Meanwhile, folks who don’t have an ice chewing habit may rattle off plenty of reasons for why it’s a bad idea. (Does the admonition, “You’re going to chip a tooth!” sound familiar?)
A quick notice! We hope you enjoy this blog, but please remember, it should NOT take the place of advice and consultation from a qualified dental professional (like the team at Rifkin Dental!). Please don't use content on the internet to self-diagnose — see your dental professional for regular check-ups and if you suspect you might have a chronic or acute dental issue.
This brings us to the million-dollar question: In the battle of ice chewers versus ice chewing abstainers, who is actually right?
We hate to break it to the ice chewing camp, but it generally isn’t a good idea to munch on ice. Need some convincing? Here’s a look at why people might chew ice in the first place, how the habit can impact your dental wellbeing, and how to break the habit for better oral health.
Everyone who chomps ice on a regular basis has their own reasons for doing so. Some of the most common explanations for ice chewing include:
Relief from dry mouth
Using ice chewing to replace smoking cigarettes or snacking
Attempting to relieve nausea, especially during pregnancy
Trying to cool down on a hot day
Iron deficiency anemia, which may trigger obsessive cravings for ice
No matter the reason for chomping on ice, this habit can lead to a number of negative consequences for our teeth.
Now that we understand why people might chew ice, let’s get to the heart of the ice chewing debate.
The fact of the matter is that chomping on ice can jeopardize our oral health in a number of ways. For example, ice chewing increases the risk of:
Cracked or chipped teeth
Damage to tooth enamel
Tears or other damage to the gums
Damage to dental restorations such as fillings and crowns
Tooth sensitivity to hot and cold foods or beverages (as a result of tooth enamel damage)
Cavities (due to enamel damage)
Sore jaw muscles
“But wait!,” the ice chewer might say. “I haven’t experienced any of these side effects!”
That may be true; after all, it’s fairly unlikely that one ice chewing session will lead to all these cascading effects. But keep up the habit, and it’s all but guaranteed that you’ll experience negative consequences for your oral health.

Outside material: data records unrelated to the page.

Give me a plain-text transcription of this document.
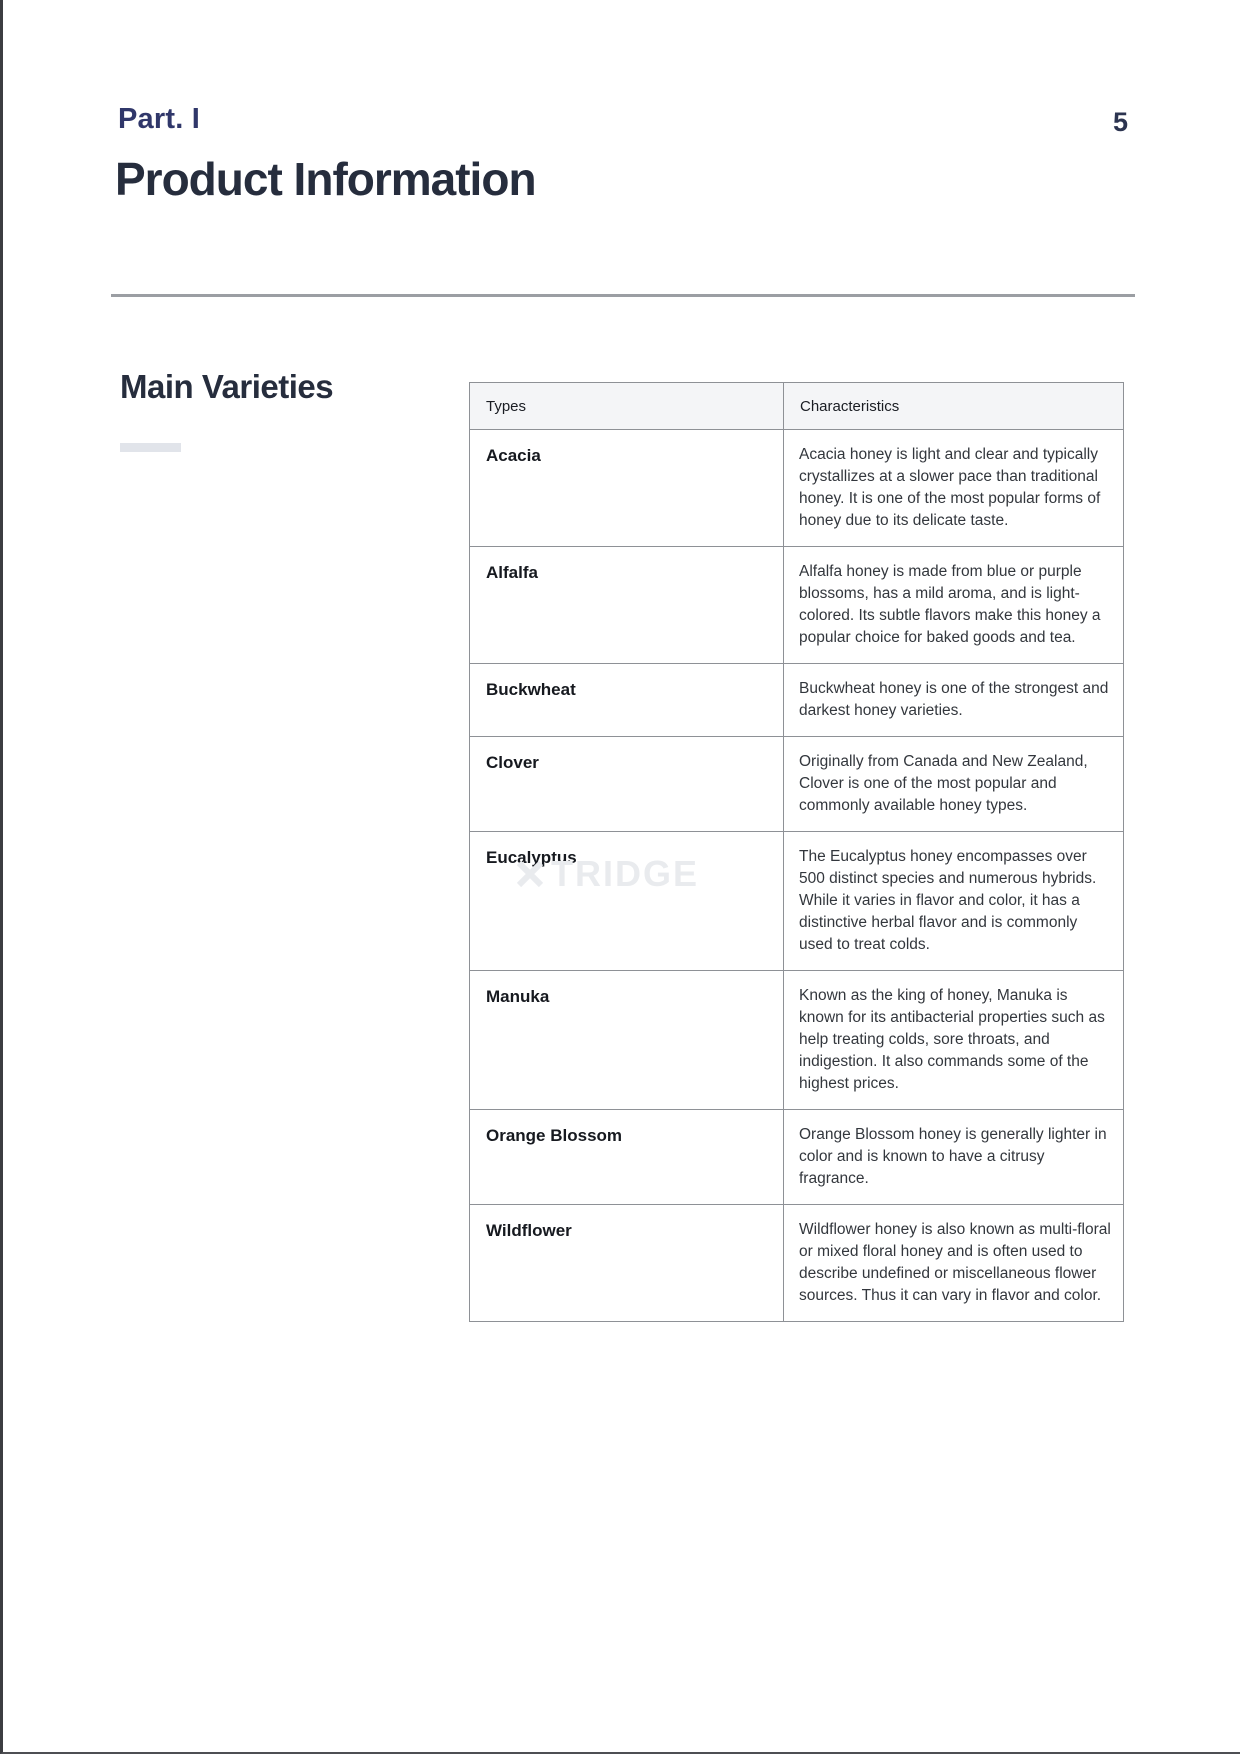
Part. I	5
Product Information
Main Varieties
Types	Characteristics
Acacia	Acacia honey is light and clear and typically crystallizes at a slower pace than traditional honey. It is one of the most popular forms of honey due to its delicate taste.
Alfalfa	Alfalfa honey is made from blue or purple blossoms, has a mild aroma, and is light-colored. Its subtle flavors make this honey a popular choice for baked goods and tea.
Buckwheat	Buckwheat honey is one of the strongest and darkest honey varieties.
Clover	Originally from Canada and New Zealand, Clover is one of the most popular and commonly available honey types.
Eucalyptus	The Eucalyptus honey encompasses over 500 distinct species and numerous hybrids. While it varies in flavor and color, it has a distinctive herbal flavor and is commonly used to treat colds.
Manuka	Known as the king of honey, Manuka is known for its antibacterial properties such as help treating colds, sore throats, and indigestion. It also commands some of the highest prices.
Orange Blossom	Orange Blossom honey is generally lighter in color and is known to have a citrusy fragrance.
Wildflower	Wildflower honey is also known as multi-floral or mixed floral honey and is often used to describe undefined or miscellaneous flower sources. Thus it can vary in flavor and color.
TRIDGE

If you frequently chew on ice cubes, it’s important to address the habit before it causes damage to your teeth or gums. Here are a few strategies for doing just that:
If your ice chewing is the result of an intense craving that feels out of control, it’s probably a good idea to ask your doctor about iron deficiency anemia.
If you feel that your habit arises from a psychological compulsion or because you’re struggling to quit using nicotine, it may be time to chat with a therapist.

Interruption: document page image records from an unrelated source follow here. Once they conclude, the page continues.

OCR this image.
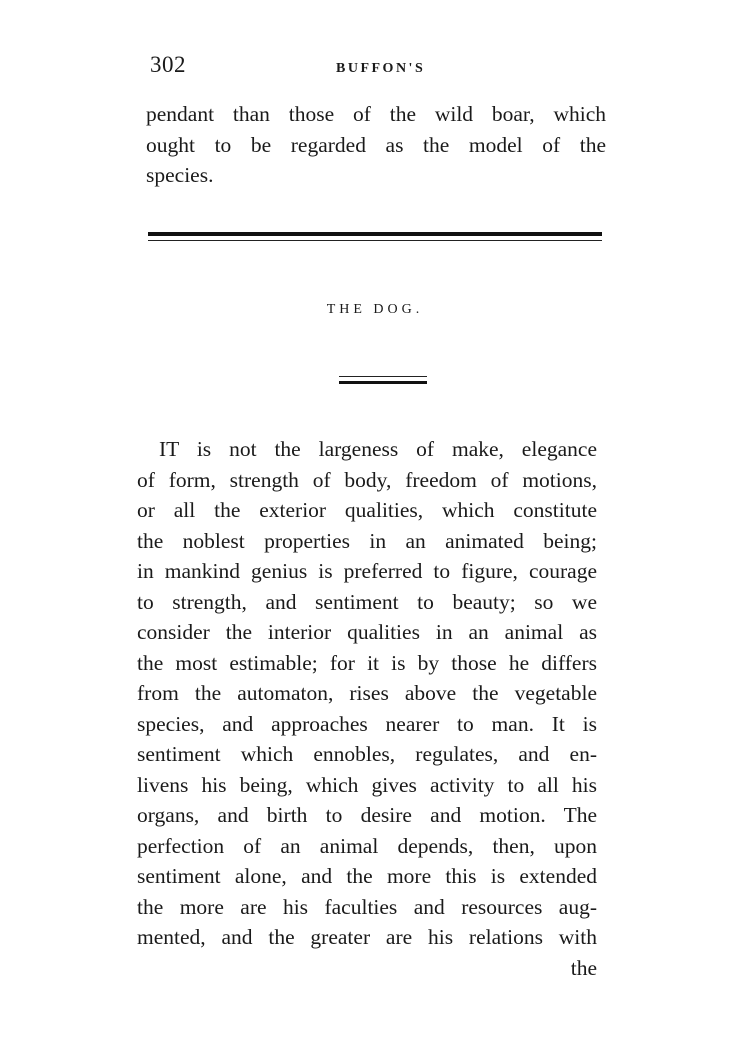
302	BUFFON'S
pendant than those of the wild boar, which
ought to be regarded as the model of the
species.
THE DOG.
IT is not the largeness of make, elegance
of form, strength of body, freedom of motions,
or all the exterior qualities, which constitute
the noblest properties in an animated being;
in mankind genius is preferred to figure, courage
to strength, and sentiment to beauty; so we
consider the interior qualities in an animal as
the most estimable; for it is by those he differs
from the automaton, rises above the vegetable
species, and approaches nearer to man. It is
sentiment which ennobles, regulates, and en-
livens his being, which gives activity to all his
organs, and birth to desire and motion. The
perfection of an animal depends, then, upon
sentiment alone, and the more this is extended
the more are his faculties and resources aug-
mented, and the greater are his relations with
the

If you chew ice as a means of relieving a dry mouth, then talk to your dentist about other ways to soothe dry mouth.
If your ice chewing habit is the result of boredom or the quest for refreshment on a hot day, then a simple change in habits is in order. Rewire your brain by reaching for a cold drink or crunchy foods (such as carrots, celery, or apple slices) in lieu of ice.
Breaking a habit of munching on ice may take some time or feel uncomfortable at first. But ditching the ice chewing habit is essential if you want to avoid oral health issues over the long term.